Before the analogy between research output and one of the most famous love couples in history takes us too far, this article wishes to make the point that there is great value in good and persistent linking between data and publications.

2. Making data available

Publishers have long advocated the opportunity for governments and/or funders to play a beneficial role in promoting access to raw or researcher-validated primary data.

In the Brussels declaration of 2007 [2], signed by a long list of STM publishers and their associations worldwide, it was stated:

"Raw research data should be made freely available to all researchers. Publishers encourage the public posting of the raw data outputs of research. Sets or sub-sets of data that are submitted with a paper to a journal should wherever possible be made freely accessible to other scholars."

It was also in 2007 that Microsoft researcher Jim Gray addressed the National Research Council in the US [3] to point out how the availability of data and the increasing ease of sharing them, may alter the nature of scientific communication. He said, before he sadly disappeared at sea in 2007:

"Experimental, theoretical, and computational science are all being affected by the data deluge, and a fourth, "data-intensive" science paradigm is emerging. The goal is to have a world in which all of the science literature is online, all of the science data is online, and they interoperate with each other. Lots of new tools are needed to make this happen."

It now appears that activity is taking place. In the U.S., the National Science Foundation (NSF) released a data-sharing policy. Starting on January 18, 2011, NSF grant applicants must include a data management plan detailing how they will share research results. And at the other side of the Atlantic, in 2010 the High Level Expert group in the EU published its report on scientific data: Riding the Wave, how Europe can gain from the rising tide of scientific data [4]. The report illustrates the rise in data and its ubiquitous presence. It makes a strong statement for conserving and sharing, using and reusing available research data, for having an e-infrastructure that facilitates this with reliable places to deposit data, and for a system that anchors trust and security about quality and provenance of data. In an October comment during the release of the report, EU Vice President Neelie Kroes said:

"We need to ensure that every future [research] project funded by the EU has a clear plan on how to manage the data it generates. Such plans should foster openness and economies of scale, so that data can be re-used many times rather than duplicated. ...We all should strive to make real progress towards open access to the scientific data produced within the EU's framework programme research projects."
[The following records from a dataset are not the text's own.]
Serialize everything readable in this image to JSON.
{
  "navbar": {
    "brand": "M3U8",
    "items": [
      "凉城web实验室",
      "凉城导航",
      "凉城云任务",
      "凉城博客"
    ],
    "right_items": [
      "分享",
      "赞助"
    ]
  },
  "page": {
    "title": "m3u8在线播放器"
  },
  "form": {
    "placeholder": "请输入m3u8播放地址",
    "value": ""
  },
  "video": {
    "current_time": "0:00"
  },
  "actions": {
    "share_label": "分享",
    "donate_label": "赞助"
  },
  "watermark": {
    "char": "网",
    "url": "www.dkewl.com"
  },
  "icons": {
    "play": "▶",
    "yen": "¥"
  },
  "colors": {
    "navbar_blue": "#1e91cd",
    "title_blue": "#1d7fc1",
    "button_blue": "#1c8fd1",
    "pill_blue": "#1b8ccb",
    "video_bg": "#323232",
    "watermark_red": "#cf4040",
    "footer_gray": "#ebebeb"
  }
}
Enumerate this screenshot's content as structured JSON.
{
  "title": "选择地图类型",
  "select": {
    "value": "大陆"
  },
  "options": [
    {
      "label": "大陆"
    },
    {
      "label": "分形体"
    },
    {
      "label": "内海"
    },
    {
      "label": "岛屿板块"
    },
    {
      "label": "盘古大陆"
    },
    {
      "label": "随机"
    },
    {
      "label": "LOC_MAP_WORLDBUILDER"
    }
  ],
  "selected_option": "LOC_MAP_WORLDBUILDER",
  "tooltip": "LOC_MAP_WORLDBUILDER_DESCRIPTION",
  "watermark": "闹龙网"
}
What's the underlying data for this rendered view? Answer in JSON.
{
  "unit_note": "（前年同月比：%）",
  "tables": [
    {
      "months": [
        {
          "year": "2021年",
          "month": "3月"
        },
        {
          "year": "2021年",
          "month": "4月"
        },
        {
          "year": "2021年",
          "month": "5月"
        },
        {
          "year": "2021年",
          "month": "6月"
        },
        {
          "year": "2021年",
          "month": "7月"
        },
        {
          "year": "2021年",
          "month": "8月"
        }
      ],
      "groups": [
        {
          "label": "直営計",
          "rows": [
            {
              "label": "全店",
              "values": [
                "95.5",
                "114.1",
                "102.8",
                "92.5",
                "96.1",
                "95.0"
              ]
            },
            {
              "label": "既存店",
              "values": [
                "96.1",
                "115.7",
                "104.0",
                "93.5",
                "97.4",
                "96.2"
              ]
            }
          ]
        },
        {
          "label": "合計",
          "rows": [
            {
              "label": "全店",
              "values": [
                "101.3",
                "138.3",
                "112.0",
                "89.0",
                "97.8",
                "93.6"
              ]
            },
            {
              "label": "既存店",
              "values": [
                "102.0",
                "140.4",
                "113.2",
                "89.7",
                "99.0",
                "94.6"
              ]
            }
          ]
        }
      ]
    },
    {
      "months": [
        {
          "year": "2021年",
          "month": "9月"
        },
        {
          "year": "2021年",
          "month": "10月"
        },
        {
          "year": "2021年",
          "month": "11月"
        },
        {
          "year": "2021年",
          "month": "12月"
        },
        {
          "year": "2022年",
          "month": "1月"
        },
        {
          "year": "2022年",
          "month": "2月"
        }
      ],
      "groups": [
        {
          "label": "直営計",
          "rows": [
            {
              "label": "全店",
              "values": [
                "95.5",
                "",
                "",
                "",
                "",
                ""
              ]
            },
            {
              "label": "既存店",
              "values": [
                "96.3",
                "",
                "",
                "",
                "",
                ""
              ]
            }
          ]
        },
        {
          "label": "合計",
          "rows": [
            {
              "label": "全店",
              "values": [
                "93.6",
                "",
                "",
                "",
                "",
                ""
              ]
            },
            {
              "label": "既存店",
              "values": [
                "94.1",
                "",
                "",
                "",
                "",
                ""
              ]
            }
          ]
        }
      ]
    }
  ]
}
But what does this mean for the relationship between data and publications? In 2010 project PARSE.Insight was concluded. It undertook a survey and several case studies about the preservation of every kind of research output, ranging from raw data all the way to final publications. The International Association of STM Publishers was one of the project partners, together with research institutes, research funders and national libraries.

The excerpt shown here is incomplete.